As gristly Sam Elliot-types who had put in a hard week’s work continued to shuffle in, I started to miss my old life growing up in a small town and, wistfully, started to daydream about moving back to a community like his, raising some chickens, maybe finding love with a sassy single mom from the wrong side of the tracks, and all is well…until I realize I probably wouldn’t be able to write for a living and would have to get an actual job laying fiber-optic cables or wiping down propane tanks in the hot sun, dying in a ditch due to a mixture of hard-work and boredom by the time I’m 40. No thank you.
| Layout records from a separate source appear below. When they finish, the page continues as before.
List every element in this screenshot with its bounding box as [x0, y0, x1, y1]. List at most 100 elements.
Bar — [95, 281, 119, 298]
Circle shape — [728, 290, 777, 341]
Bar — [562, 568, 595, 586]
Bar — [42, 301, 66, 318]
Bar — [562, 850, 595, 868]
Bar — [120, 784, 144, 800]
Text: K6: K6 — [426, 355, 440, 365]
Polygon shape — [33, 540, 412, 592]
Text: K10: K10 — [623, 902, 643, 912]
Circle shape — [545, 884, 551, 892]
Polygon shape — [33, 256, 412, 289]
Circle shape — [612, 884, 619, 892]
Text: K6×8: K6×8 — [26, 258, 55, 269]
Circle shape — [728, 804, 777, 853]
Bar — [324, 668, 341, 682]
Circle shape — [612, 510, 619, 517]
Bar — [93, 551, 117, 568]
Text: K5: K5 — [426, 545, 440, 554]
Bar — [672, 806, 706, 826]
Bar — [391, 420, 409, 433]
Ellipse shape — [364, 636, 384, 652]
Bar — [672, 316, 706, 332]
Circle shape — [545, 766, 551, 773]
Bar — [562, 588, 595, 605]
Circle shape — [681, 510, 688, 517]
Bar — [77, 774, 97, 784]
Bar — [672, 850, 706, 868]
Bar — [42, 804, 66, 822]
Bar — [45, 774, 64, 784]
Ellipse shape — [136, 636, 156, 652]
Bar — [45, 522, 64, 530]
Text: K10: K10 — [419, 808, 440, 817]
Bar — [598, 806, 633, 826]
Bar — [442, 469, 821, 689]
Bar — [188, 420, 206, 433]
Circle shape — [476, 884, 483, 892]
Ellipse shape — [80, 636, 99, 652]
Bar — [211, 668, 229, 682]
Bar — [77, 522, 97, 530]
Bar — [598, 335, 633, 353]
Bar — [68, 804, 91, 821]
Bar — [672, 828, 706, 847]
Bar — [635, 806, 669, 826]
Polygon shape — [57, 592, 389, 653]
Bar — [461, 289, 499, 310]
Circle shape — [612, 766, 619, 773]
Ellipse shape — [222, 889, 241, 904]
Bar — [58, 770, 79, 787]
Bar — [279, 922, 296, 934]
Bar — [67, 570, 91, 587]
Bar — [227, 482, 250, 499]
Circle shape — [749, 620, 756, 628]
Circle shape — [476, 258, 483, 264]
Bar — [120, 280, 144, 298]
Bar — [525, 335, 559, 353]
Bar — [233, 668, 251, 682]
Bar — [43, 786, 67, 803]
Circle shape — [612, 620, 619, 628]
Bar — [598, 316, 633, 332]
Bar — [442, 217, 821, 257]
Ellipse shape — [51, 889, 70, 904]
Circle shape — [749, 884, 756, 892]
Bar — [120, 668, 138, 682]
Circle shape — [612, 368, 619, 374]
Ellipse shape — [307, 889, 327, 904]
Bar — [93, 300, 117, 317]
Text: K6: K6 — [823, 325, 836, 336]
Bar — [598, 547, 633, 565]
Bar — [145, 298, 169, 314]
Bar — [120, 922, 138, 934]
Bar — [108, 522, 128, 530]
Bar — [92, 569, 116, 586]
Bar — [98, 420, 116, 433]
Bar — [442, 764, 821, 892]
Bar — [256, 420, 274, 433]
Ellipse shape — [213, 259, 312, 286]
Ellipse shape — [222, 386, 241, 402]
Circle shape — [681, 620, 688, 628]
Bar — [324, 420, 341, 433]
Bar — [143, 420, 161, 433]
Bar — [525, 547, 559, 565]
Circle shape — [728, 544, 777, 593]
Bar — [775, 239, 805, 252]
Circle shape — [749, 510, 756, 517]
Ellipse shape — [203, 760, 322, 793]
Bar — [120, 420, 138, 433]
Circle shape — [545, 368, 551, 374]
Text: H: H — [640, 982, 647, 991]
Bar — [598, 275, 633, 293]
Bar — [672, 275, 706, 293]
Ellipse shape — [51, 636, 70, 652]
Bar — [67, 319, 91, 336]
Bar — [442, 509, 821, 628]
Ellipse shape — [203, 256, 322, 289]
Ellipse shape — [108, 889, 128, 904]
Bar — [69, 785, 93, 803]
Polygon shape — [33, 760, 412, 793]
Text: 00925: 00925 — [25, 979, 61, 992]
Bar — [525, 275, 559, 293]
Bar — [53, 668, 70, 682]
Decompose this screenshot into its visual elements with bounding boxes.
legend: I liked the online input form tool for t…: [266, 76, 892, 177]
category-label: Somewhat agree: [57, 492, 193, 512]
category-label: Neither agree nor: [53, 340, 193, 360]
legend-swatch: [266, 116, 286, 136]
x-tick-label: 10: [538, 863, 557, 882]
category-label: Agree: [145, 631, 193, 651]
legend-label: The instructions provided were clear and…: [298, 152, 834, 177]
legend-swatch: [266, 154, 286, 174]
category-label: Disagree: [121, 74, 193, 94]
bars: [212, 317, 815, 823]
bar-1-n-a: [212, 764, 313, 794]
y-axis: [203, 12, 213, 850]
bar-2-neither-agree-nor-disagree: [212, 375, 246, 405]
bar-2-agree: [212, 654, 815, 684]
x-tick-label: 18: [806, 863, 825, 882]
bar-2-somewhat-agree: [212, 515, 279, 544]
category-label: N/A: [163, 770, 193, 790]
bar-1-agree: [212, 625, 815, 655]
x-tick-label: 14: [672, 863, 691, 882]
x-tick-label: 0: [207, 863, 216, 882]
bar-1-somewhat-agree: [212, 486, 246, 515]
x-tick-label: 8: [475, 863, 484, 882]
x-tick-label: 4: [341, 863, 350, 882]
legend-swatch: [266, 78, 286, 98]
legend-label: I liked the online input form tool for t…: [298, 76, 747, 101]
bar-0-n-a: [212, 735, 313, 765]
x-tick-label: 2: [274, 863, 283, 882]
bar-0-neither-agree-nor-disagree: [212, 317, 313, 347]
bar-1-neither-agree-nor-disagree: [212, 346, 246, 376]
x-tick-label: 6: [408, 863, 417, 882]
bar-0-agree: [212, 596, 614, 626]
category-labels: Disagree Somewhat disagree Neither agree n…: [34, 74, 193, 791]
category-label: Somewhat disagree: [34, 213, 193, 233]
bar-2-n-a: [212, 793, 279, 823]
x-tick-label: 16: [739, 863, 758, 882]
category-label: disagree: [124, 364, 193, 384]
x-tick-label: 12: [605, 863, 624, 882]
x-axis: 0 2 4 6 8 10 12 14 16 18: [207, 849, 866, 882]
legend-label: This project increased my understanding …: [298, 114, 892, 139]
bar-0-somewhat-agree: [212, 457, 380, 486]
Back to reality, my friend’s smoked chicken came out first and good golly Miss Molly, that thing was enormous, a chicken breast almost as big as a turkey breast. I don’t know if that’s just how they is raised out here or if this is the product of steroids and hormones, but all I gots to say is yes, please and thank you!
The very definition of succulent, this gigantic chicken breast, served skinless, was chocked with a rich smoky flavor throughout, each juicy slice able to carve like a poor-man’s Christmas turkey and just as grateful for it. This is how you do smoked chicken—taking notes, big boys?—and, as a bonus, the sides were delectable as well, with the creamy mac and cheese definitely playing ball with deep-fried new potatoes, also served in a way I had never had before, but ultimately worth it!
My compilation of ribs was absolutely off the hook—more like off the bone, actually—so tender and perfectly cooked that I honestly had no idea where the meat ended and the bone began. That’s alright mama, I noted as I sucked down some of that sweet pig marrow, I need the extra calcium. Or whatever is in pig bones.
Swathed conservatively in a few dashes of spicy hot Head Country sauce, it was a top-notch dinner, with the fresh crispy fried okra and the more-on-the-pinto side cowboy beans finishing off this small town barbecue in a big league city way.
Now, I had fully expected to get the pork burger to go, maybe to eat as a treat after the concert on the way home, but when it arrived at the table open-faced, the porcine seductiveness of that very specific scent of charred ground pig tempted me to…alright, take one bite…what can one bite hurt? Apparently quite a bit, because this tummy-tempting taste-sensation was downright delicious, and I practically inhaled the darn thing, sharing off most of the fries to my fellow food-friend.
The seasoned pork really made for wholly different burger experience than I was typically used to, with everything from the texture of the meat to the way it mixes with classic burger fixins like lettuce, tomatoes and even mayonnaise being just a little different, in a good way, for me. I wonder if there are any burger places in the Metro that offer up anything similar; I’d really like to compare notes.
And by compare notes, I mean eat more pork burgers.
Bonus pro-tip: when they offer you a piece of chocolate sheet cake with a scoop of homemade ice cream for a lousy buck, even if you're full, just say yes.
Stagecoach BBQ is a brilliantly shimmering roadside gem, a real testament to the unheralded culinary geniuses, the unknown masters of the kitchen, the unnamed preceptors of provision that propagate this great state that, without people like me, desperately hungry martyrs with a penchant for the written word, would probably never get the absolute attention they most whole-heartedly (and full-stomachedly) deserve.
And that’s why I need my own weekly segment on, even if I’m truly low-balling, Freedom 43’s Rise and Shine. ¡Cómpralo ya!